Barcelona to shut down holiday rentals after court backs airbnb ban

Madrid: One of Spain’s top courts has backed a plan by Barcelona to ban holiday apartment rentals by 2028, rejecting an appeal that argued the measure infringed on the rights of private property owners.
Barcelona was the first Spanish city to adopt a radical decision to shut down all short-term rentals as a way of addressing rising rents.
Autumnal foliage lines La Rambla in Barcelona.Credit: Getty Images/iStockphoto
After the court ruling, Barcelona’s local authorities said they will not renew tourism licences for short-term rentals after 2028.
“The ruling by the Constitutional Court reinforces, validates and gives legal security to this measure,” Barcelona’s mayor Jaume Collboni said. “We are on the right path.”
Spain is the world’s second-most visited country after France, with a record 94 million visitors last year. The country is wrestling with how to balance sustaining tourism, one of the main drivers of its economy, with the needs of locals who say they are being priced out of the housing market by affluent visitors.
In June, Collboni said he would scrap the licences of more than 10,000 short-term rental apartments, basing his plan on a regional housing decree adopted in 2023 that allows municipalities to decide whether to include holiday flats in their planning permits.
The court said that the regional decree for tourist rentals “does not constitute a suppression of property rights”.

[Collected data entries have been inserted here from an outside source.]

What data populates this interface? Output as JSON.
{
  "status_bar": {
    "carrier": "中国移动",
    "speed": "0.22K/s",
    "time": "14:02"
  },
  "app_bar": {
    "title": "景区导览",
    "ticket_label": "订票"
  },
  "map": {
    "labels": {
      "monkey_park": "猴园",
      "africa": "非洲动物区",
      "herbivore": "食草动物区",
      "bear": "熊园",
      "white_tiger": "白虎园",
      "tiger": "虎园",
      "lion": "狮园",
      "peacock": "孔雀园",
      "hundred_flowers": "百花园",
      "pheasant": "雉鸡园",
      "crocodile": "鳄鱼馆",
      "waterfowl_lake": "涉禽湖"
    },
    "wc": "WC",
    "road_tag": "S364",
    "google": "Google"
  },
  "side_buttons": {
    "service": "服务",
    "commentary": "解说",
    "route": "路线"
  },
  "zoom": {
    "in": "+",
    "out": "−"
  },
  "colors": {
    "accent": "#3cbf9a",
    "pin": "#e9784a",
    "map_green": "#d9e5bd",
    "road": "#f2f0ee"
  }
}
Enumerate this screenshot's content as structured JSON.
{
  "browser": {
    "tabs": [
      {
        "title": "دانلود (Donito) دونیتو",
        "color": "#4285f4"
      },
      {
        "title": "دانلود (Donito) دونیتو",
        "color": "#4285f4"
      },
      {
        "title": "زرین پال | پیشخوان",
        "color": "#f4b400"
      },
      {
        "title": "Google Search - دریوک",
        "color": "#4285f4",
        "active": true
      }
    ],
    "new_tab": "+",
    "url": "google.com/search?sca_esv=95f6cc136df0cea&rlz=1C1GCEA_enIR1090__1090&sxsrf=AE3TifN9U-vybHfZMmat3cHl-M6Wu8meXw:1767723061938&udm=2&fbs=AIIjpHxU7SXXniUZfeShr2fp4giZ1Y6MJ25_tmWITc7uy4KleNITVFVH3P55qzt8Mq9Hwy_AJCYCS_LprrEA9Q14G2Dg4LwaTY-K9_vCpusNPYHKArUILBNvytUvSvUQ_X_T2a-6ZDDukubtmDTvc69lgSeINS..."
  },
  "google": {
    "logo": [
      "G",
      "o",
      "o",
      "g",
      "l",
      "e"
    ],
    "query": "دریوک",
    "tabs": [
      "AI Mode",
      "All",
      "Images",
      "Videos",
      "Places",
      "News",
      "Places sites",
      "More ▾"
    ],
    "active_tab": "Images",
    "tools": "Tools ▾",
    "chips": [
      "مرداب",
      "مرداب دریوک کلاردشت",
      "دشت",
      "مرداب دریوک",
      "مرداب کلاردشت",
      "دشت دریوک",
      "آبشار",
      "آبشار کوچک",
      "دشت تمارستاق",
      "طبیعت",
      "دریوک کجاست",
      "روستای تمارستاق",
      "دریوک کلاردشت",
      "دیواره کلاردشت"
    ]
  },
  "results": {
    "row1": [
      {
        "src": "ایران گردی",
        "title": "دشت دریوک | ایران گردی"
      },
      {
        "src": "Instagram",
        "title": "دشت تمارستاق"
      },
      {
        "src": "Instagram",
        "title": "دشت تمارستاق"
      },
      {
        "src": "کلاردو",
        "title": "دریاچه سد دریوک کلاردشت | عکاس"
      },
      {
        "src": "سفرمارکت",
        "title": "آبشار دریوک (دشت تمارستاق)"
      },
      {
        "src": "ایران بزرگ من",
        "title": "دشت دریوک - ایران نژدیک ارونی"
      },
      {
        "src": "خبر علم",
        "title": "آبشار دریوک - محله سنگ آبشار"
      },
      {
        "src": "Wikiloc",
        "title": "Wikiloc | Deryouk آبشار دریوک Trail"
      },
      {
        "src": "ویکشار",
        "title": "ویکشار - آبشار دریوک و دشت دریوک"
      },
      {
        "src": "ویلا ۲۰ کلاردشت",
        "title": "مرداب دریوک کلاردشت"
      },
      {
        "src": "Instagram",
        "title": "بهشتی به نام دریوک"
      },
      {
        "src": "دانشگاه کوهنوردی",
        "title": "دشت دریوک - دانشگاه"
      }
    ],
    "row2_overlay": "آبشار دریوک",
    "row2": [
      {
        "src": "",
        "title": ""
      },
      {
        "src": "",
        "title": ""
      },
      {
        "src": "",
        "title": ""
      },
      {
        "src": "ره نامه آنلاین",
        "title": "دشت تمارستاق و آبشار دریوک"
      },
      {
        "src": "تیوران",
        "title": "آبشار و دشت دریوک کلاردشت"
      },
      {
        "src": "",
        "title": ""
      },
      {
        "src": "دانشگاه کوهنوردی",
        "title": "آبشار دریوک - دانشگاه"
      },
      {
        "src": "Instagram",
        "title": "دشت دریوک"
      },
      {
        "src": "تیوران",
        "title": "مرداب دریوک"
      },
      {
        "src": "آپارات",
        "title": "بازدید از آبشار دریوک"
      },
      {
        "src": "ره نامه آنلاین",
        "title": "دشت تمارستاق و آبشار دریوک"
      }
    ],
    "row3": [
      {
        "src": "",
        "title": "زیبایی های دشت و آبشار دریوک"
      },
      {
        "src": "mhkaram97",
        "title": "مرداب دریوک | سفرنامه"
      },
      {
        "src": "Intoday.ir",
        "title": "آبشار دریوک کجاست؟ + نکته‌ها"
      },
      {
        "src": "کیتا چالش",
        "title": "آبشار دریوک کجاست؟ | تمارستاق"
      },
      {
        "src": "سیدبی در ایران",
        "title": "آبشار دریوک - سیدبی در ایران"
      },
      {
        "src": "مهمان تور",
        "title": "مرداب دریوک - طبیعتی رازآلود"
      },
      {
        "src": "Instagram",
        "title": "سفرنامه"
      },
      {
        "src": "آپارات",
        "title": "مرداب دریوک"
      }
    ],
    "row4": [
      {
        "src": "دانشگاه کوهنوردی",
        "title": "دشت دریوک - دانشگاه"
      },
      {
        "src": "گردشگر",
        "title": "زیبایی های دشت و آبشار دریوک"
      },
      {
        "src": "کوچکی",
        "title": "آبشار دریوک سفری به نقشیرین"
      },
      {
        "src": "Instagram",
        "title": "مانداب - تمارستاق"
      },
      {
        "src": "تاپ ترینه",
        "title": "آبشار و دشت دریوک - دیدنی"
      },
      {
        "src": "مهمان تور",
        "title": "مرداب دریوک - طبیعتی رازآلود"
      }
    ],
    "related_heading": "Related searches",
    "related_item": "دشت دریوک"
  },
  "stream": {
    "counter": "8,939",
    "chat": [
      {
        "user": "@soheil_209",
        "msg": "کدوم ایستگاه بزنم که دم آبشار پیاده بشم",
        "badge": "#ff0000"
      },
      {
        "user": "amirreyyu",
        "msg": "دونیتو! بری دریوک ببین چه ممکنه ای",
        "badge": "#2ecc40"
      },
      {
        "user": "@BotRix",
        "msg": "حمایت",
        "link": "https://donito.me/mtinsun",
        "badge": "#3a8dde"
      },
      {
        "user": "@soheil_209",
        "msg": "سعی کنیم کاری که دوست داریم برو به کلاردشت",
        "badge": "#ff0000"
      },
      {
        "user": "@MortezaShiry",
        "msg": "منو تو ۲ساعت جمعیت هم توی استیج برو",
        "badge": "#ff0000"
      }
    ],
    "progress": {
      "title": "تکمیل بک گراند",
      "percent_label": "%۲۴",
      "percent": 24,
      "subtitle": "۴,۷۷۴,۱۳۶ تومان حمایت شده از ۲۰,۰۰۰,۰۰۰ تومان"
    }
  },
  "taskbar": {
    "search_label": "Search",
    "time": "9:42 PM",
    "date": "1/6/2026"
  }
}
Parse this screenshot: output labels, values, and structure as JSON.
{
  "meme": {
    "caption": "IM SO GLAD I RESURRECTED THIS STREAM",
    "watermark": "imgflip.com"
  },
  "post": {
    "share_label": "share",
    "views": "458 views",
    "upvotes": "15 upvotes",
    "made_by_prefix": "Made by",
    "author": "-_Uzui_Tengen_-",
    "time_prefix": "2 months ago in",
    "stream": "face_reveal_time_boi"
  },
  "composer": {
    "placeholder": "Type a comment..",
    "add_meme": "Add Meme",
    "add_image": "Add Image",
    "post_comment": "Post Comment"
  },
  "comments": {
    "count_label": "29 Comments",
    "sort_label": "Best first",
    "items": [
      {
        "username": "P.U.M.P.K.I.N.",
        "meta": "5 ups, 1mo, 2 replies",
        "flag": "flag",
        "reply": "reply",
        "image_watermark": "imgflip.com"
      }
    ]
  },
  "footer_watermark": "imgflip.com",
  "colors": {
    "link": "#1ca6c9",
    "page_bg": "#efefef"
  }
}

Airbnb has urged Collboni to reconsider his crackdown on short-term rentals, arguing it only serves to benefit the hotel sector.
The European Holiday Home Association, which represents short-term rentals on online platforms such as Airbnb, also filed a complaint with the European Commission against the region of Catalonia, where Barcelona is located, for allowing cities to ban such rentals.